Karaoke has come to the video game world in the form of many games, most notably the SingStar series of games for the PlayStation 2. Now, the Nintendo Wii is getting its share of that vocal chord hugging madness with Electronic Arts' Boogie.
Boogie is a blend of dancing and singing and has a visual style all on its own. It's also got a story mode but... we won't go down that road. Let's just say that the story isn't worth getting your head around and you should probably just stick to the singing and dancing part of the game.
The songs of Boogie may not be to everyone's liking as most come from that Boogie period of life, the seventies, with songs such as the Jackson Five's "ABC" and "I Want You Back" as well as the Commodores' "Brick House" and the Village People's "YMCA". A few songs from the past decade are loaded in there too including The Pussycat Dolls' "Don't Cha" and even some Britney Spears songs.
While the karaoke system does allow you to sing, it's ultimately flawed. It doesn't matter if you don't sing the words nor does it matter if you hum, whistle, or belch in its general vicinity. Provided you match the bars going up and down the scales, Boogie thinks you're Pavarotti. And then there's the dancing...

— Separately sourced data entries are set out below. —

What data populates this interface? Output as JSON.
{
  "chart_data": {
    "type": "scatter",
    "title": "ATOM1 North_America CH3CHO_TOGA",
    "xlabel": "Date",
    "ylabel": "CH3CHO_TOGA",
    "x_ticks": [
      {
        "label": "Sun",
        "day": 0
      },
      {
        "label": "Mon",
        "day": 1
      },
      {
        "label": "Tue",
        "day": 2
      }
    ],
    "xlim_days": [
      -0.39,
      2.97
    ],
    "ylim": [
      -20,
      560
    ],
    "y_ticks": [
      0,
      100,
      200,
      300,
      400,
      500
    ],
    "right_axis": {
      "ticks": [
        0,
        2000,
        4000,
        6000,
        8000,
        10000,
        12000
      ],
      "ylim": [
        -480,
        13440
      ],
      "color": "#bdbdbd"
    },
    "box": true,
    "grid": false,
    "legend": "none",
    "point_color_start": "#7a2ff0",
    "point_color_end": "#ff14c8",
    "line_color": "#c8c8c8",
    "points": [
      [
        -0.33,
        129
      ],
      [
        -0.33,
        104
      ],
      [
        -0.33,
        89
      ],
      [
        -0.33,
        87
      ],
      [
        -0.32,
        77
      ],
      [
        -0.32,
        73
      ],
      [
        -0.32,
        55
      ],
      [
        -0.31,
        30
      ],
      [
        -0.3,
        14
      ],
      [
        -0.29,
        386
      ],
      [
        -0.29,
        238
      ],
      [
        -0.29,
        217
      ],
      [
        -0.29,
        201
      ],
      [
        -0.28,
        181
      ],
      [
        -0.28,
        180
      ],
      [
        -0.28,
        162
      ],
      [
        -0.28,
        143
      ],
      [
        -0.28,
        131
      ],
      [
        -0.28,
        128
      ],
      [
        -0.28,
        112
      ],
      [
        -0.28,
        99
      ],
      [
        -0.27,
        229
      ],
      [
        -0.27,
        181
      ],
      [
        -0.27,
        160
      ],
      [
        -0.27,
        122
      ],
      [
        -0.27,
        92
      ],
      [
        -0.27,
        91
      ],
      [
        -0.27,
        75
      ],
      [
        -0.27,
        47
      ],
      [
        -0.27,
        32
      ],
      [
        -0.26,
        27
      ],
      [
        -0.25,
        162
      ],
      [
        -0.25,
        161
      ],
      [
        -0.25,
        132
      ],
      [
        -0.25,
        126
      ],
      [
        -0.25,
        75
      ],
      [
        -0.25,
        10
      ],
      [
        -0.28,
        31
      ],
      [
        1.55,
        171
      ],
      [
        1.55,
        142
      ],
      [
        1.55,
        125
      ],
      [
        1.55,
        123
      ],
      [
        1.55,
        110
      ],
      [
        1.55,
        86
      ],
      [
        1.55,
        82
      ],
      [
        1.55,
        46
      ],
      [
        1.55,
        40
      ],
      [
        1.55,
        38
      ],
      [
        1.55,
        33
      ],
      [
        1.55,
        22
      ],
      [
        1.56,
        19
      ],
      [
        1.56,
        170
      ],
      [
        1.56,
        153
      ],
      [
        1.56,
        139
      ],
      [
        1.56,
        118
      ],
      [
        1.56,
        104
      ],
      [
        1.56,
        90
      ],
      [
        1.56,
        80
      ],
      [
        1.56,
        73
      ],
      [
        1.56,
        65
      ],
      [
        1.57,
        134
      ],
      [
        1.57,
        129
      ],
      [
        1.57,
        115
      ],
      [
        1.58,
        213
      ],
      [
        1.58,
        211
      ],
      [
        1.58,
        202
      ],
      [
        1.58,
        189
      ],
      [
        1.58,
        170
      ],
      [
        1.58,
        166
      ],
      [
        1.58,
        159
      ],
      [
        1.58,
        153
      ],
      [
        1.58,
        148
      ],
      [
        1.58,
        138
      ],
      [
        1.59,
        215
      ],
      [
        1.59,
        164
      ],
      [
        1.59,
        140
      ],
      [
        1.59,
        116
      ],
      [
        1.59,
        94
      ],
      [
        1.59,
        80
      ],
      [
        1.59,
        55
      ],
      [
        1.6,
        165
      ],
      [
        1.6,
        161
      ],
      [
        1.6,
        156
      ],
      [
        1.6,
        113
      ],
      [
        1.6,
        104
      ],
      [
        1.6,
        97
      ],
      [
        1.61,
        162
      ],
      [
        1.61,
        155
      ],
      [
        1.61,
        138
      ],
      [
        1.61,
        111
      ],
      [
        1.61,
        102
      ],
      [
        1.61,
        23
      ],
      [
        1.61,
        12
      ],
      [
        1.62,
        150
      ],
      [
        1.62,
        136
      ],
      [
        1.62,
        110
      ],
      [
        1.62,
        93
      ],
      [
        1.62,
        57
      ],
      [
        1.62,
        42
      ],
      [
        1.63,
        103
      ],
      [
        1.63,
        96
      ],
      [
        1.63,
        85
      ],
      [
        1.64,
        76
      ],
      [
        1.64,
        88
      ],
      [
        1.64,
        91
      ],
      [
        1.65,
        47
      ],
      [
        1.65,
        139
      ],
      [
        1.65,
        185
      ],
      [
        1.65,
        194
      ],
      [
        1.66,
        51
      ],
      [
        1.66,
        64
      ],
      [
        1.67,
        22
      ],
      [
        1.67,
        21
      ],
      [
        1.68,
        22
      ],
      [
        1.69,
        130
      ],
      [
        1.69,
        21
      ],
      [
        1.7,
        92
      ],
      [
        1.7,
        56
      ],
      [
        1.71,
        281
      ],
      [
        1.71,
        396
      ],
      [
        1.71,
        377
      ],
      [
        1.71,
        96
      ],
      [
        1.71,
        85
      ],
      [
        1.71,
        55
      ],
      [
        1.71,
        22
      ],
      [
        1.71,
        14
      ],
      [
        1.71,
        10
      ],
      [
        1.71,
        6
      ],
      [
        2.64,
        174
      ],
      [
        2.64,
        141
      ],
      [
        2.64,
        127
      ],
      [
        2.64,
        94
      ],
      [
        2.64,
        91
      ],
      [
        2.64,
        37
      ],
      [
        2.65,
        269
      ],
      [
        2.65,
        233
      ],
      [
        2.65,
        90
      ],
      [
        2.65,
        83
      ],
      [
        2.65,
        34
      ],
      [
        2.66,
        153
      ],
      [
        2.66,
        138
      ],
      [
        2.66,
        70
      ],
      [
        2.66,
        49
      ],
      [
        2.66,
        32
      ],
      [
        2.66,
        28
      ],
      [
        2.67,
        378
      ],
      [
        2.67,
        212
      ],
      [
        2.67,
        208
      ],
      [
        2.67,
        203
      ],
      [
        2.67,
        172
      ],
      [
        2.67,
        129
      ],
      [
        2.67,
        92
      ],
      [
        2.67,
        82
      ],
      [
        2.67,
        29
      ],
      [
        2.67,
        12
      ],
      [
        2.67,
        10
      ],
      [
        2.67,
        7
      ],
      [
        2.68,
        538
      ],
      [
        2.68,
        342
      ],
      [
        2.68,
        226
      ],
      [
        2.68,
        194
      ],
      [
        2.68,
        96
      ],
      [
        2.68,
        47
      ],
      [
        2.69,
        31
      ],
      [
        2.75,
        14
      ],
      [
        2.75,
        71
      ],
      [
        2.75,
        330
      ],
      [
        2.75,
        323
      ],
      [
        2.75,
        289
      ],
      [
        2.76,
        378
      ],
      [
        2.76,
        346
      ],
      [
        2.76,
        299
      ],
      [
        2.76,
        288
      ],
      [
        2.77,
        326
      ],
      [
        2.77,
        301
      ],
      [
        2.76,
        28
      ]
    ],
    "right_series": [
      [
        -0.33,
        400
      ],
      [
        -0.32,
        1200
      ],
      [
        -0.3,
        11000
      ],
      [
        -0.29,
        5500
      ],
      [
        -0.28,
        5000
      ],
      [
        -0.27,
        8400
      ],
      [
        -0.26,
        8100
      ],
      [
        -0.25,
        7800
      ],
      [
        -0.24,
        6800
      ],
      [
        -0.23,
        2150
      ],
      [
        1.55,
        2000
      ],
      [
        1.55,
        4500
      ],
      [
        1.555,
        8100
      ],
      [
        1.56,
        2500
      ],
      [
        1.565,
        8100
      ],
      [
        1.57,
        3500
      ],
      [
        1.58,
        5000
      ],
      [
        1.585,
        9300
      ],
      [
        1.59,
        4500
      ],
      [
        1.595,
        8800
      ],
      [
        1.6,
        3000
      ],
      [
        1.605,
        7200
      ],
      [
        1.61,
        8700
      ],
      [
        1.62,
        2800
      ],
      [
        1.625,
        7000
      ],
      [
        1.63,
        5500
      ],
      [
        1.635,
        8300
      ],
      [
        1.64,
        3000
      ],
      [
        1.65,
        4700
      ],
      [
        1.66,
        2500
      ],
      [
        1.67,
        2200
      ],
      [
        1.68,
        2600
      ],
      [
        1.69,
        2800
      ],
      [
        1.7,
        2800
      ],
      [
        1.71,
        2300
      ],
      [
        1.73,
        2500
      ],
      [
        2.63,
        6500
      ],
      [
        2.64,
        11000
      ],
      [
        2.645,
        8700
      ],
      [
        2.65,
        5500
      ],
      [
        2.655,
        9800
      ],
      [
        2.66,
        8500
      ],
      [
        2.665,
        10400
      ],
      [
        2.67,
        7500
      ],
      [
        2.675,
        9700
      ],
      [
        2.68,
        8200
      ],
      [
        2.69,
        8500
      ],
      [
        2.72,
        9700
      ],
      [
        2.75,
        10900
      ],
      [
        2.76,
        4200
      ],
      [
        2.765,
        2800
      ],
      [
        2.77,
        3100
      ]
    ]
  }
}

Boogie blends the Wii's accelerometer based controls with singing to give you what might seem as an all out dancing experience. To do this, you sing using the included Logitech microphone and use the Wiimote to dance around by moving it up, down and all around. While you're given different points for the type of combo moves you can pull off, ultimately all you have to do is shake your hands all over the place to get a decent score.
Boogie does well to bring a unique style and flair to a game that you probably wouldn't otherwise expect it from. The game adopts a 3D cel-shaded feel and looks very cool. The characters are unique and the dance moves have good animation.
The sound is also pretty good with the music having a good feeling even though there are times when it can feel empty. You even get a movie mode that allows you to edit all the zany times you've had playing Boogie into a music video.
What you get in the end is a nice looking game that feels like you're stuck in a mediocre karaoke bar. When you do end up playing, you more or less have to sing and dance like a drunk lunatic. We're not saying you should be drunk when playing this game, but it could certainly help to keep things exciting.
Basically, if you're looking for a good reason to belt out some songs while shaking your hands, Boogie is the game for you. Boogie is available now only for the Nintendo Wii and it's rated PG.